Manager's Safety Violation

Without going into a lot of detail, we had an employee injured last week as the result of a manager and a supervisor directing the employee to use an unsafe piece of equipment. When another employee complained earlier about the equipment being unsafe, management's response was "Be careful and do the best you can."

Both the manager and supervisor are going to be written up for this safety violation. I'm concerned about putting too much detail in the write-up, lest the documentation is ever requested by OSHA or some other regulatory authority - we definitely did wrong. On the other hand, pretty much all of the information is contained in the accident investigation anyway.
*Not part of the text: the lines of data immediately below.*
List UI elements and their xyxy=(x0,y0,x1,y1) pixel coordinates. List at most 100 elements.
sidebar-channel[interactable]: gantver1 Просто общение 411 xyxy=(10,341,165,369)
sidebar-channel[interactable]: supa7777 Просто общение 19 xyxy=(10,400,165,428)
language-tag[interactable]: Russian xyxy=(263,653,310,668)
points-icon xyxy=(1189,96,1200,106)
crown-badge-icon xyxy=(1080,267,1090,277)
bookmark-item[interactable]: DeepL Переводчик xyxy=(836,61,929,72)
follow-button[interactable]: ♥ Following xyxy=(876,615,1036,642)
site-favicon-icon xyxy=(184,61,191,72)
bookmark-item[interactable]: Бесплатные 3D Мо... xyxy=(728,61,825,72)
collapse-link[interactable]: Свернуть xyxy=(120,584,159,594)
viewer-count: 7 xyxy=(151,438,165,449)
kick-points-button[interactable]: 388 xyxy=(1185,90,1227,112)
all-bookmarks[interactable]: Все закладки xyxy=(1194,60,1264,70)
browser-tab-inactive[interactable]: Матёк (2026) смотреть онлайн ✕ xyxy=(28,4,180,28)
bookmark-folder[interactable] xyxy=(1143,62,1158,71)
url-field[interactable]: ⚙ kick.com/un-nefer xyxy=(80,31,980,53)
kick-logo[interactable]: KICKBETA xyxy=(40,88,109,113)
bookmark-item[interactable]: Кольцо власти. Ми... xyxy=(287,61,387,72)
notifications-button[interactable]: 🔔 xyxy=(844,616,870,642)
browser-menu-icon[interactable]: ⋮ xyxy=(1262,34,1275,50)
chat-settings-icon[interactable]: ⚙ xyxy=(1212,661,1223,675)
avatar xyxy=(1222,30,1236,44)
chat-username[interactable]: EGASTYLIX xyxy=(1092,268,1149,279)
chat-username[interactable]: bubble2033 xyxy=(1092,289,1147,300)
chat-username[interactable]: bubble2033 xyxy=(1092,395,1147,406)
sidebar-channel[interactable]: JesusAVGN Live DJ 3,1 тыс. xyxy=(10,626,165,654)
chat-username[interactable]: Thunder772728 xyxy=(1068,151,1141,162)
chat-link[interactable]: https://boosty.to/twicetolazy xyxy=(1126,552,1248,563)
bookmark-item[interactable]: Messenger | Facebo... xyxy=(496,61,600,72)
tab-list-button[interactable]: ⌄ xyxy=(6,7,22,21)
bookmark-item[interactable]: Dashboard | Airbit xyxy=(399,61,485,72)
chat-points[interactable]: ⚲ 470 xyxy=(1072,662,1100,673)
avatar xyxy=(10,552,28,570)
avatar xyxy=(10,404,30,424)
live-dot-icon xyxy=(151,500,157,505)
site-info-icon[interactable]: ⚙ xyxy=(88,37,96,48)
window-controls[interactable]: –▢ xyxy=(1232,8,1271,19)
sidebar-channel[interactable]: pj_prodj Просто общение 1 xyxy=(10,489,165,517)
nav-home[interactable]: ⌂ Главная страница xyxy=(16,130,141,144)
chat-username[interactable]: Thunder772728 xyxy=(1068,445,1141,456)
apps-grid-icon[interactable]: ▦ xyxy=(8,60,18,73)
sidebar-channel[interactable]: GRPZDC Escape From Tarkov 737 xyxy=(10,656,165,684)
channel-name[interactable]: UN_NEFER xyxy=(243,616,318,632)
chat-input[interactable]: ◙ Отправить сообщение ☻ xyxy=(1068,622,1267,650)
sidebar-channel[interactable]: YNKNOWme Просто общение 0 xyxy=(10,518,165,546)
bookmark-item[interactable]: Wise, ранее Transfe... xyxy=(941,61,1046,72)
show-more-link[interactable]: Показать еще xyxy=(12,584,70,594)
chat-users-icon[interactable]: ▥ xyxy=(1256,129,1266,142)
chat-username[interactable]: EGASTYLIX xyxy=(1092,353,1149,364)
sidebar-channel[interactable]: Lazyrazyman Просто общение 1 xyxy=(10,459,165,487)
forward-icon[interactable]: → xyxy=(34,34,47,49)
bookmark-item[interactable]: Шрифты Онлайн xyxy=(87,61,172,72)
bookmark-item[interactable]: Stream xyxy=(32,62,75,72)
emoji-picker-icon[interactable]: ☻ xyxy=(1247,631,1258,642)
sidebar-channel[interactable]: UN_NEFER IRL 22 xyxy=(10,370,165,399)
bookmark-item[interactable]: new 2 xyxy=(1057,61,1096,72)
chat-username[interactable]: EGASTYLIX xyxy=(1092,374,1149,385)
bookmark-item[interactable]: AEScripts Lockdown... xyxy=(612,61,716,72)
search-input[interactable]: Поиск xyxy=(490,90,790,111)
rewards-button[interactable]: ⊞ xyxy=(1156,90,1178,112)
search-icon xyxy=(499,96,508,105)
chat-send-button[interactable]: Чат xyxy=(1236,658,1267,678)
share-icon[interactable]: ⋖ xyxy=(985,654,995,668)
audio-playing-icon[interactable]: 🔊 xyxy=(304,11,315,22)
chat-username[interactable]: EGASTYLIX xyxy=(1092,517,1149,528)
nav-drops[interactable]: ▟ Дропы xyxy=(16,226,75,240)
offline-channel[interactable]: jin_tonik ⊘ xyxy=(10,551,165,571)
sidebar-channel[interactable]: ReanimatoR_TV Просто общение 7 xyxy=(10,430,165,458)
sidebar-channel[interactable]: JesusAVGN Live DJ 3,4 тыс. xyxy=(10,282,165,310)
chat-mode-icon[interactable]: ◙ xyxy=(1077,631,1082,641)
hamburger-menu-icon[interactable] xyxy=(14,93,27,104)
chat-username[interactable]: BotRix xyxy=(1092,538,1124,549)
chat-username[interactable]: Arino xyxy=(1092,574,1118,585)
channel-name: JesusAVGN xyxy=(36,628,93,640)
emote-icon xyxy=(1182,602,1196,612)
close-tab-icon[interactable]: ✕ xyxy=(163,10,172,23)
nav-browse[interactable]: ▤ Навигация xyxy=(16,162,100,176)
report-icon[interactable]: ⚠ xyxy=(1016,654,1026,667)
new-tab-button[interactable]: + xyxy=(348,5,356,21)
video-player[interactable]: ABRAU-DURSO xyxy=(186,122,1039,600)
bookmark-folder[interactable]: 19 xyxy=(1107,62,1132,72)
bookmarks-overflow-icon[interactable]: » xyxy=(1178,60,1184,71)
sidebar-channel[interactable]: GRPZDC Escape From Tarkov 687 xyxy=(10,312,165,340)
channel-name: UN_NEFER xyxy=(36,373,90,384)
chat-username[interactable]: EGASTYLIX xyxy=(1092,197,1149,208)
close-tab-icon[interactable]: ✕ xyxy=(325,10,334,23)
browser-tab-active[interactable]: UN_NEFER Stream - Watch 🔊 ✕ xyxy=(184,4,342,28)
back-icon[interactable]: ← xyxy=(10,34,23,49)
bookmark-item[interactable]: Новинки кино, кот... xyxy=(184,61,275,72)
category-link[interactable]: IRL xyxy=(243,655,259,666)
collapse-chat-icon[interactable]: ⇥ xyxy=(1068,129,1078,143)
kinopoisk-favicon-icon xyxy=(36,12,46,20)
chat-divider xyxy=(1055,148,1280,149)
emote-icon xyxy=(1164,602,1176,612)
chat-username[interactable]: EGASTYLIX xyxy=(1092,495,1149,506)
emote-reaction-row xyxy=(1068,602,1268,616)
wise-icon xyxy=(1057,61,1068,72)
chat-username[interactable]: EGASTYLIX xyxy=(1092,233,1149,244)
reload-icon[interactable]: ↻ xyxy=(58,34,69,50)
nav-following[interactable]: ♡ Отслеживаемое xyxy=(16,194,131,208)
Is there any way to word the write-ups to avoid getting into more trouble than necessary?

Thanks!

Comments

  • 7 Comments sorted by Votes Date Added
  • I'd recommend you be forthright with your discipline.
  • I'm inclined to think that you should write the incident exactly as it happened, using factual information. There is no need for embellishment or withholding information.
  • Hi - I agree with the other posts - I would keep it simple and state the facts. I would also document the corrective action that went into place after this accident as well. Not only including the disciplinary action (just a question: is a write-up strong enough that a reasonable person would believe it was the most appropriate action to take with the supervisor/manager?) but also what the company did to eliminate the safety hazard. Did you remove the unsafe equipment? Did you modify the equipment to make it safe? And, how soon did the removal/modification occur after the accident. That sort of thing.
  • I generally agree with the above posters, but don't feel it's necessary to go into extraordinary detail in your disciplinary report. As you said, the facts are laid out already in the accident investigation. I would just structure the writeup in such a way that clearly and briefly states why the manager was written up, what policy was violated, and the punishment directed. For example "John Doe directed Jane Doe to use an unguarded machine resulting in injury in violation of policy #..." or something along those lines.

    As important, I would make sure your line employees and supervisors are aware that when an employee reports an unsafe condition or piece of equipment, the last thing you want to do is have the employee use it. And severely discipline any manager who would be stupid enough to direct an employee to use an unsafe tool.
  • Thanks to all of you for responding so promptly - with the help of your input, I can take it from here!
  • I hope in the write up of the supervisors you make it clear if they ever do it again they will be terminated. Make it crystal clear.
    My $0.02 worth.
    DJ The Balloonman
  • It is also important to remember that OSHA looks very kindly at employer attempts to correct problems and cite safety violations. They view that as proactive. OSHA has no right to view a personnel file, per se. They can look at training records, violation reports, incident reports, accident logs, and other documents associated with your safety program.